For the central nervous system, Brpf1 has high expression and is essential for the development of several important structures, including neocortex and dentate gyrus in the hippocampus. Brpf1 is dynamically expressed during forebrain development, especially the hippocampal neurogenesis. Brpf1 shares phenotypes with transcription factors Sox2, Tlx and Tbr2 in dentate gyrus development and has potential link to neural stem cells and progenitors. Except for the forebrain, Brpf1 is also required for the proper patterning of the craniofacial cartilage, which is derived from neural crest cells that migrate from the hindbrain.

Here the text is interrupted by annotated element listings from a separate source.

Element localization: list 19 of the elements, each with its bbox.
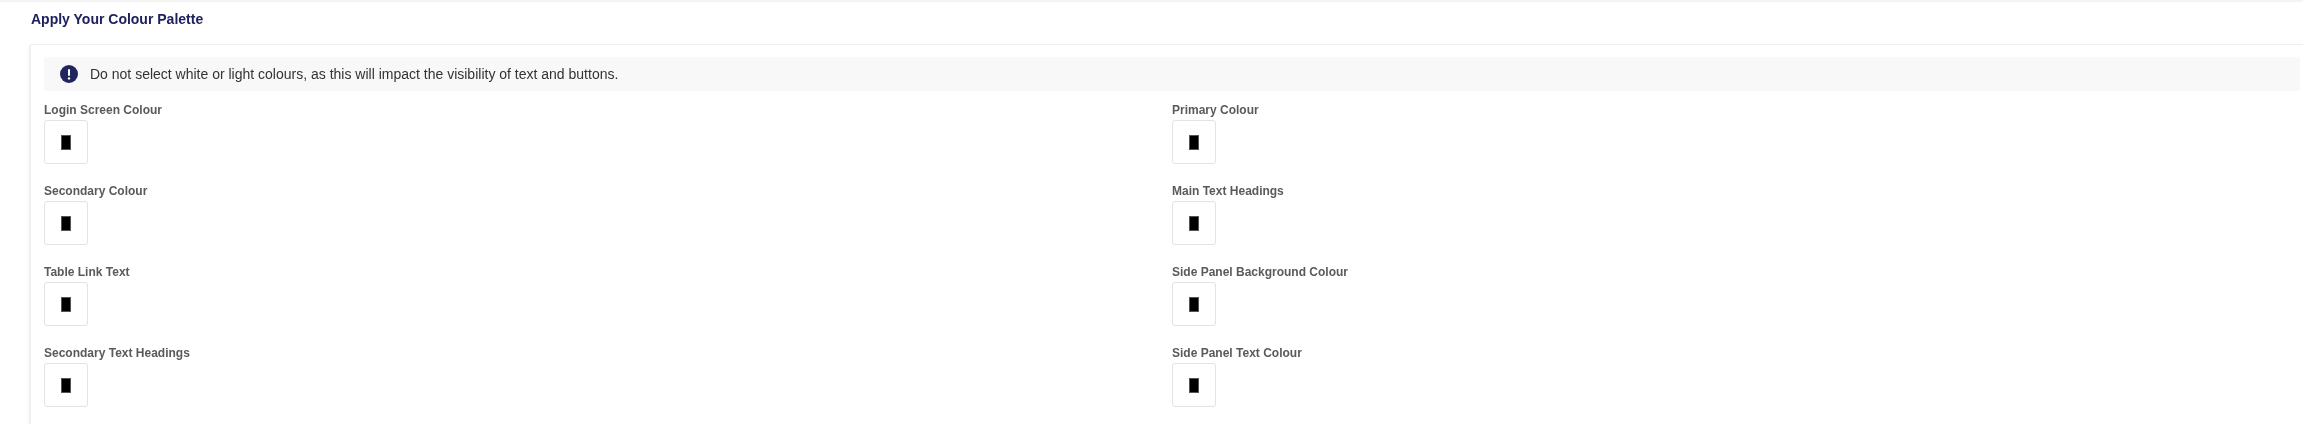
field-label: Login Screen Colour (44, 103, 162, 117)
field-label: Secondary Text Headings (44, 346, 190, 360)
section-title: Apply Your Colour Palette (30, 10, 204, 29)
field-label: Main Text Headings (1172, 184, 1284, 198)
warning-text: Do not select white or light colours, as this will impact the visibility of text and buttons. (90, 66, 619, 82)
exclamation-icon (60, 65, 78, 83)
field-label: Side Panel Background Colour (1172, 265, 1349, 279)
colour-picker[interactable] (44, 201, 88, 245)
field-label: Table Link Text (44, 265, 130, 279)
colour-picker[interactable] (1172, 201, 1216, 245)
colour-picker[interactable] (44, 282, 88, 326)
field-label: Primary Colour (1172, 103, 1259, 117)
colour-picker[interactable] (1172, 282, 1216, 326)
colour-picker[interactable] (44, 363, 88, 407)
colour-picker[interactable] (1172, 363, 1216, 407)
colour-picker[interactable] (44, 120, 88, 164)
colour-picker[interactable] (1172, 120, 1216, 164)
field-label: Side Panel Text Colour (1172, 346, 1302, 360)
field-label: Secondary Colour (44, 184, 148, 198)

=== Cancer development ===

Recently, Brpf1 was reported to play the tumor suppressor or oncogenic role in several malignant tumors, including leukemia, medulloblastoma and endometrial stromal sarcoma. Brpf1 was considered a tumor suppressor gene because mutations in cancer cells appear to diminish the function of Brpf1 However, oncogenic role of Brpf1 is also possible in cancer. For example, Brpf1 can form a stable complex with Moz-Tif2, which could lead to the development of human acute myeloid leukemia (AML). There is another Brpf1 related complex Brpf1–Ing5–Eaf6, which also plays a direct role in cancer.